The invention is directed to an iodophor solution comprising a mixture of water, 0.5 to 3 weight percent of iodine, 10 to 30 weight percent phosphoric acid, an organic acid and a polymer. The percentages are based on the total weight of the mixture.
Iodophor solutions are aqueous solutions of complex iodine compounds with a content of active iodine of about 0.5 to about 3 weight percent which after dilution with water to the particular active iodine concentration for the use intended are used as disinfectants.
Iodophor solutions based on different formulations are known. They are preferably produced from concentrates having a high active iodine content of about 15 to about 30 weight percent by mixing in a material which dilutes the composition.
Thus, there are known iodophors and iodophor solutions based on polyvinyl pyrrolidone (Beller U.S. Pat. No. 2,706,701). These types of iodophors and iodophor solutions, however, have the disadvantage that only a maximum of 67 percent of their total iodine content is available as active iodine for disinfection purposes, to be sure, according to the work of Robert F. Cournoyer, Polymer Chemistry Edition 12, 603-612 (1964), even then if there is employed to produce the polyvinyl pyrrolidone-iodophors only elementary iodine and there are not used iodine compounds.
There are also known iodophors on a pure tenside basis, Scheib U.S. Pat. No. 2,977,315. In these iodophors the ratio of active iodine to total iodine generally is somewhat more favorable than with polyvinyl pyrrolidone iodophors. However, they have the disadvantage that they have extremely high viscosity and therefore can no longer be pumped. Therefore there must be added to them before their use in industrial systems up to 65% of a relatively expensive, viscosity lowering agent, e.g., hydroxyacetic acid (according to Cantor, German Pat. No. 1,171,112), in order to make the products pumpable again and therewith generally for the first time available industrially.

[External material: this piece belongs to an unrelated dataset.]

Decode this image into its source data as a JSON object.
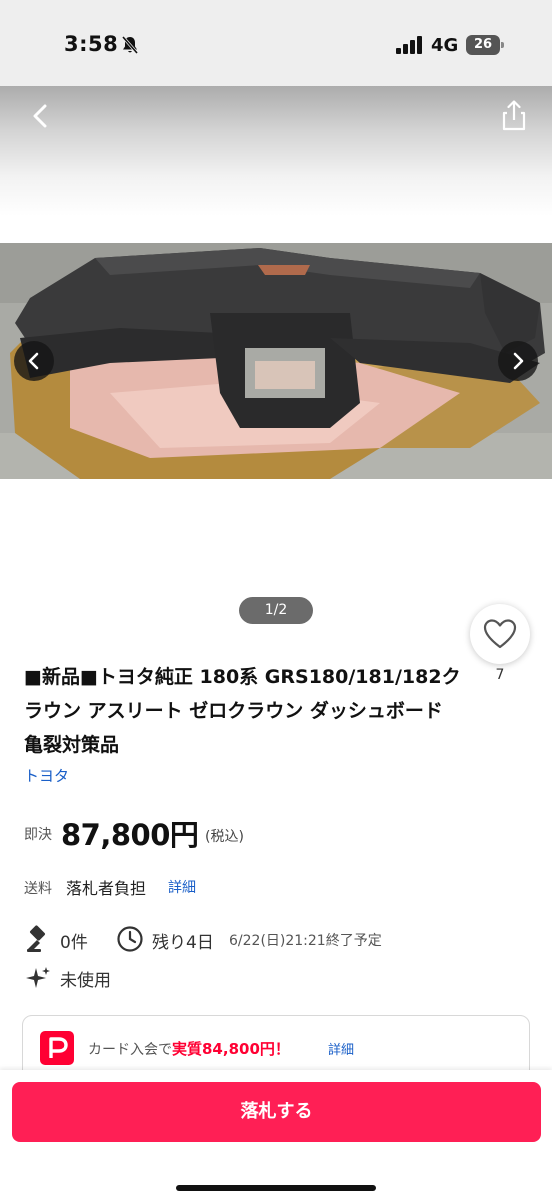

Besides, these iodophors based on tensides because of their strong tendency to foam are completely unsuited for many industrial processes, for example, in the newer methods of jet purification, high pressure jet purification and spraying purification in breweries, where the development of a foam is undesired and hence, they cannot be used in such places.
Furthermore, there are known iodophor solutions which consist of phosphoric acid, citric acid, sodium polymethacrylate, sodium xylene sulfonate, iodine, hydriodic acid and water (Schmidt U.S. Pat. No. 3,150,096). In these iodophor solutions the relative portions of the various components are of critical significance, e.g., the amount of iodine added must be between 0.5 and 3.0 percent. Therefore, based on their formulation there cannot be produced high iodine containing iodophor concentrates. These iodophor solutions thus cannot be prepared by diluting correspondingly higher iodine containing concentrates but their production is tied each time to its own relatively expensive iodine solubilization process.

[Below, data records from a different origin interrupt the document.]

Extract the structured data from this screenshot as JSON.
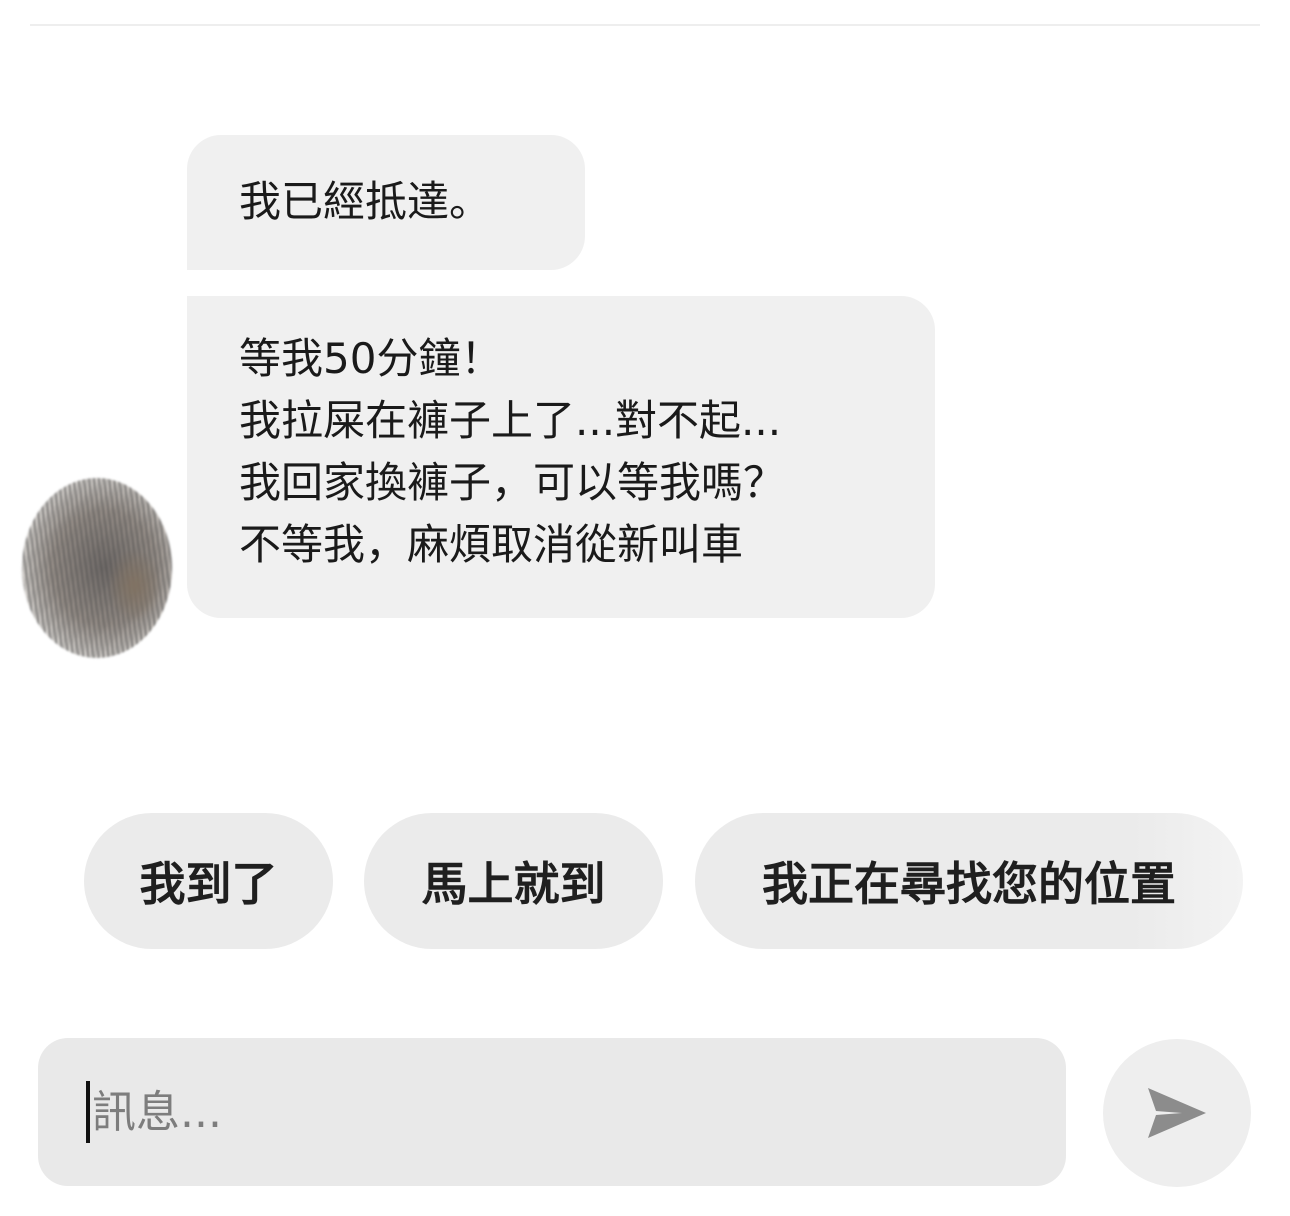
{
  "messages": [
    {
      "sender": "other",
      "lines": [
        "我已經抵達。"
      ]
    },
    {
      "sender": "other",
      "lines": [
        "等我50分鐘！",
        "我拉屎在褲子上了...對不起...",
        "我回家換褲子，可以等我嗎？",
        "不等我，麻煩取消從新叫車"
      ]
    }
  ],
  "quick_replies": [
    "我到了",
    "馬上就到",
    "我正在尋找您的位置"
  ],
  "composer": {
    "placeholder": "訊息...",
    "value": ""
  },
  "icons": {
    "send": "send-icon",
    "avatar": "avatar"
  },
  "colors": {
    "bubble": "#f0f0f0",
    "quick_reply": "#ebebeb",
    "composer": "#e9e9e9",
    "send_button": "#eeeeee",
    "send_icon": "#8c8c8c"
  }
}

A further critical disadvantage of these known iodophor solutions is that for solubilization of iodine there must be added surface active compounds (sodium xylene sulfonate) so that there cannot be produced detergent free iodophor solutions.

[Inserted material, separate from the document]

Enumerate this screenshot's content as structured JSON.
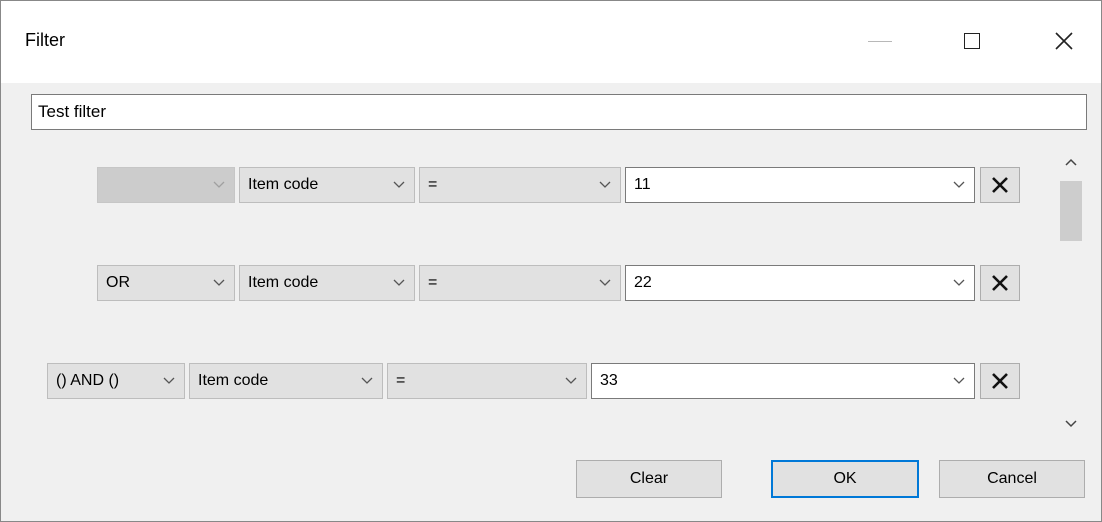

It is also known to produce a non-foaming iodophor by mixing while heating to about 50.degree.-120.degree. C for about 0.75-15 hours (1) about 10-30 weight percent of elementry iodine and (2) about 90-70 weight percent of an aqueous solution consisting essentially of (a) about 7-30 weight percent of a polycarboxylic acid or polycarboxylate or mixtures thereof having at least 65 carboxyl or carboxylate groups per molecule, (b) about 0-20 weight percent of an alkali metal iodide, ammonium iodide or mixtures thereof or at least one lower monovalent aliphatic alcohol, (c) about 0-20 weight percent of a non-volatile multibasic mineral acid, a multibasic oxycarboxylic acid or mixtures of such acids which do not substantially reduce elementary iodine and (d) water in amount sufficient that the aqueous solution comprises 100 weight percent (Haschke U.S. Pat. No. 3,984,341). The entire disclosure of Haschke is hereby incorporated by reference and relied upon.